PLOT: As a woman searches for her missing daughter in the abandoned, monster-infested town of Silent Hill, she unravels the mystery behind the town's decades-old curse.
During the first half of the video-game-turned-movie Silent Hill, I kept wishing I had a PlayStation controller in my hands so I could guide the film's hapless heroine away from the lurking horrors shambling after her.
During the second half, I would have killed to have a remote control instead. With a fast forward key. Or maybe just a stop button.
Silent Hill starts out promisingly -- atmospheric and creepy -- but degenerates into a muddle of nonsensical plotting, dull characters and unintentional hilarity. You know you're in trouble when the film projector stops for a few minutes during the final reel of a preview screening, and the audience cheers as the house lights come on.

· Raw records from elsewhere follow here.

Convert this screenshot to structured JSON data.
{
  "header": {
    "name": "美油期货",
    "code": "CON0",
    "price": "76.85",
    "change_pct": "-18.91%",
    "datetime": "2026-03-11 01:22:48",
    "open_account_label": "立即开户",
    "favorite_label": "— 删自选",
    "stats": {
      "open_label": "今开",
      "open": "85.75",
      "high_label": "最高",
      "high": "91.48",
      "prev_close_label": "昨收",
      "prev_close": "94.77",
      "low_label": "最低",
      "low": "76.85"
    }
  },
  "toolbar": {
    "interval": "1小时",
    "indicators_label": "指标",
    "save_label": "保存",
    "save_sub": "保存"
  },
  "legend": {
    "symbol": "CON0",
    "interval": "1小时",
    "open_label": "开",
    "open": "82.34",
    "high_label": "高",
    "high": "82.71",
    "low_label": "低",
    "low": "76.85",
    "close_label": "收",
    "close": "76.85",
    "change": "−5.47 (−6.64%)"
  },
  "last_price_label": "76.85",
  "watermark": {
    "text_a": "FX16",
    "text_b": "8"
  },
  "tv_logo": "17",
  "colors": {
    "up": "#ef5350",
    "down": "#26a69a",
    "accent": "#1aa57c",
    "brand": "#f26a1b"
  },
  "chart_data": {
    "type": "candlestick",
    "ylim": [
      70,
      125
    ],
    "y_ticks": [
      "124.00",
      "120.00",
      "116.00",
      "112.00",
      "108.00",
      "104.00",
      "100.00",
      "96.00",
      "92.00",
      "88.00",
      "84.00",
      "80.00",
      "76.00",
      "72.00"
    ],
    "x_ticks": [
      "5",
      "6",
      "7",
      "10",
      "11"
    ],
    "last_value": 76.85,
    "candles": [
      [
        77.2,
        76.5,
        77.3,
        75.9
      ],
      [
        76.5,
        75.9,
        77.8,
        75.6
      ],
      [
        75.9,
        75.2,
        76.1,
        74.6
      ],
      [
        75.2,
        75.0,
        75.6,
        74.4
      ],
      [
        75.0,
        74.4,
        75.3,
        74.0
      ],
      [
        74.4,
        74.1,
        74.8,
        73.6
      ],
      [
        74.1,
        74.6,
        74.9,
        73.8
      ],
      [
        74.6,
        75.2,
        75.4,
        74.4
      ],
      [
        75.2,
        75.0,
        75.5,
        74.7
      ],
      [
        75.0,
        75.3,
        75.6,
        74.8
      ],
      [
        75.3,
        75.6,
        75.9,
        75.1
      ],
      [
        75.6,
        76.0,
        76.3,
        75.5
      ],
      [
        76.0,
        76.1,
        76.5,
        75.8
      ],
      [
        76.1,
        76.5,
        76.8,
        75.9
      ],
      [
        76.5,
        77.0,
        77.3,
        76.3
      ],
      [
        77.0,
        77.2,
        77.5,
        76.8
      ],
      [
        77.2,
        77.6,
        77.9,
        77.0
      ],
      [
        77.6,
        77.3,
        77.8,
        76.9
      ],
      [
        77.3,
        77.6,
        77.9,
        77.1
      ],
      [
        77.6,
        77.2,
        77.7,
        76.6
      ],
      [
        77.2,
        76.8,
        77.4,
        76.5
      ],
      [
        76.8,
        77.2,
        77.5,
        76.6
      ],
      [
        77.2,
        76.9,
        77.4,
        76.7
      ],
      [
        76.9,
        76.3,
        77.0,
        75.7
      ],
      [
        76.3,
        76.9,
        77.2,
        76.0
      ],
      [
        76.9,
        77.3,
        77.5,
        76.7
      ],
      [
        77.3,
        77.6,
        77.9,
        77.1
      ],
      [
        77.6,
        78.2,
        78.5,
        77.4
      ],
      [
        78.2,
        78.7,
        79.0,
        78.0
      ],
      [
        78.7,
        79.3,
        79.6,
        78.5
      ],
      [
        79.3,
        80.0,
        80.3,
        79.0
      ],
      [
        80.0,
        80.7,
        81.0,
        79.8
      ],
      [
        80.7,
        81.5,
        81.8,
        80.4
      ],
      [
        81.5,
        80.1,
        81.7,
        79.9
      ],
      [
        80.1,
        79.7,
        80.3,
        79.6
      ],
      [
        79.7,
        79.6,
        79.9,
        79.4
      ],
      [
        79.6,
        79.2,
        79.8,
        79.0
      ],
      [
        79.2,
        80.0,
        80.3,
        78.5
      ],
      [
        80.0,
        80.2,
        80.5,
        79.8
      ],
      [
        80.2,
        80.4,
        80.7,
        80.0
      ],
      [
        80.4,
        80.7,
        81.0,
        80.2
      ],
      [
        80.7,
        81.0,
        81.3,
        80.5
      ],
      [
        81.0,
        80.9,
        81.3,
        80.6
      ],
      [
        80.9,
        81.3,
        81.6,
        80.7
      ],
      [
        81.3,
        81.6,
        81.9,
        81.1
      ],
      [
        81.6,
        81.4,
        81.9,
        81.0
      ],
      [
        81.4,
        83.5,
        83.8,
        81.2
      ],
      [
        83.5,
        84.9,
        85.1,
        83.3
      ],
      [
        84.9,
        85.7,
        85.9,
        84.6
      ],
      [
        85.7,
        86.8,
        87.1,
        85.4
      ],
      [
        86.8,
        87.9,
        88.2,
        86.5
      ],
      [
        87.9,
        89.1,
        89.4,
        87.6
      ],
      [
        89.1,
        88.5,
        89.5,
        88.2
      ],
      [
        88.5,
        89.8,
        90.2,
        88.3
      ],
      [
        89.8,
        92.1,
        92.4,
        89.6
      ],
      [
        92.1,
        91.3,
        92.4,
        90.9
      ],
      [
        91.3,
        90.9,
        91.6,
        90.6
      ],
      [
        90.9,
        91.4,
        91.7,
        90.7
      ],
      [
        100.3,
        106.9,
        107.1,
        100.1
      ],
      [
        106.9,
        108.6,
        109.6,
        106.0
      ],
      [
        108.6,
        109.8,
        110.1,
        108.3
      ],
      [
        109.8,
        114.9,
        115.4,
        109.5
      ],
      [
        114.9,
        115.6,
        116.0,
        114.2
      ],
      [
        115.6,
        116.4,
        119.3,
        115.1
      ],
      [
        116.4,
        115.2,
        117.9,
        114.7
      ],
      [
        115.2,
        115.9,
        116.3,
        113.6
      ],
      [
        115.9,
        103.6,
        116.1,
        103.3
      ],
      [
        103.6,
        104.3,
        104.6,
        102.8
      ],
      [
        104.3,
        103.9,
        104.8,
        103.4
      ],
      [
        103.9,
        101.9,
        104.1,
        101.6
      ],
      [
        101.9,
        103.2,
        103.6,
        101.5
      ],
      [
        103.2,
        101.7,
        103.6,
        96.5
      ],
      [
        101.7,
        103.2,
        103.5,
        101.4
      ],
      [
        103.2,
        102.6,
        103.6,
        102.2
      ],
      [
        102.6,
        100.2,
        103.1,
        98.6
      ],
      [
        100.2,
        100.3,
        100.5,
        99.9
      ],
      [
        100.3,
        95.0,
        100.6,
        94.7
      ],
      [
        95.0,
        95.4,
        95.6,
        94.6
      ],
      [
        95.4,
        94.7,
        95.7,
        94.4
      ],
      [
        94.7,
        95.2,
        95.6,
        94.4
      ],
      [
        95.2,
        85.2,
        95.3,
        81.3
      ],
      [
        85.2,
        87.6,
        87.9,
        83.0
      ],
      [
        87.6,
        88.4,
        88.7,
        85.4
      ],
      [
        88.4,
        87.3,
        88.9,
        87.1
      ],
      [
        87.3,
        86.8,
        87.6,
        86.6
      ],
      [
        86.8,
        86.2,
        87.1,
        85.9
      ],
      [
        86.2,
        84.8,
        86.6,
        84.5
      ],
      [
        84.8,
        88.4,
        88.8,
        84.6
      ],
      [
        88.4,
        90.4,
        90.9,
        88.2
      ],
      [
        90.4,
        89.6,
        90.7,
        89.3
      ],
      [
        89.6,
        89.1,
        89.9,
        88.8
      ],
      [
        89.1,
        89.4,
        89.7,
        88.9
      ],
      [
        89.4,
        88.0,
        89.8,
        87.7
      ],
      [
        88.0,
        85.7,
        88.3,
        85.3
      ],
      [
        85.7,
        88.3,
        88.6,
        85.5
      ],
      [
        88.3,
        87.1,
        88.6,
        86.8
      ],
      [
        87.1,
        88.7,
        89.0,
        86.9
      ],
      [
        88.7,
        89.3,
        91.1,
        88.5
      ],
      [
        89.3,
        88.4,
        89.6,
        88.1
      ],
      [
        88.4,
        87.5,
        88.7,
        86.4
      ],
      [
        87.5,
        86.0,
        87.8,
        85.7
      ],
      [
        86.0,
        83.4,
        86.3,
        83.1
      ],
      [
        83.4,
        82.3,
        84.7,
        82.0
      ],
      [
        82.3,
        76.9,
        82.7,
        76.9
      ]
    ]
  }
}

Loosely based on the first in a series of video games by Japanese publisher Konami, Silent Hill casts Man On Fire's Radha Mitchell as a mom who takes her troubled daughter to a ghost town the girl has seen in her dreams. She then promptly loses the kid after a car accident. Well played.
This understandably irritates her husband (Sean Bean), who sets off in pursuit of wife and child. Meanwhile, mom teams up with a local highway patrol cop (Laurie Holden) to search for the missing girl while fending off the town's host of creepy hellspawn, including a muscular man with a pointy metal canoe on his head and a really, really big knife.
Silent Hill's saving graces are its eye-popping digital effects, elaborate monster costumes and creeptacular set design. Some of the creatures are truly horrifying, and the hellacious transformation between the real world and the town's dark parallel universe is cool to behold.
Too bad the same can't be said for much else in the movie. Mitchell's got the mom-in-peril thing down pat, but the closer she gets to unraveling the mystery behind the town's curse, the sillier the whole thing becomes.
The film also takes itself so very, very seriously that unintentional humour keeps popping up. Toward the end, when a crowd of leering townsfolk are chanting, "Burn the witch!" you can't help but imagine the gang fromMonty Python And The Holy Grail chiming in: "She turned me into a newt!"
Fans of the Silent Hill video games might appreciate the movie's faithful recreation of the fog-shrouded ghost town, the horrifying monsters and other little tips o' the joystick, such as radios that squeal with white noise when critters draw near.
But it's likely that only diehard horror buffs will be able to sit through Silent Hill's two-plus hours without their thumbs unconsciously twitching for that phantom remote.
BOTTOM LINE: The flick's creepy visuals and foreboding atmosphere aren't enough to salvage an incomprehensible storyline and laughable dialogue. Silent Hill might be a movie best watched on mute.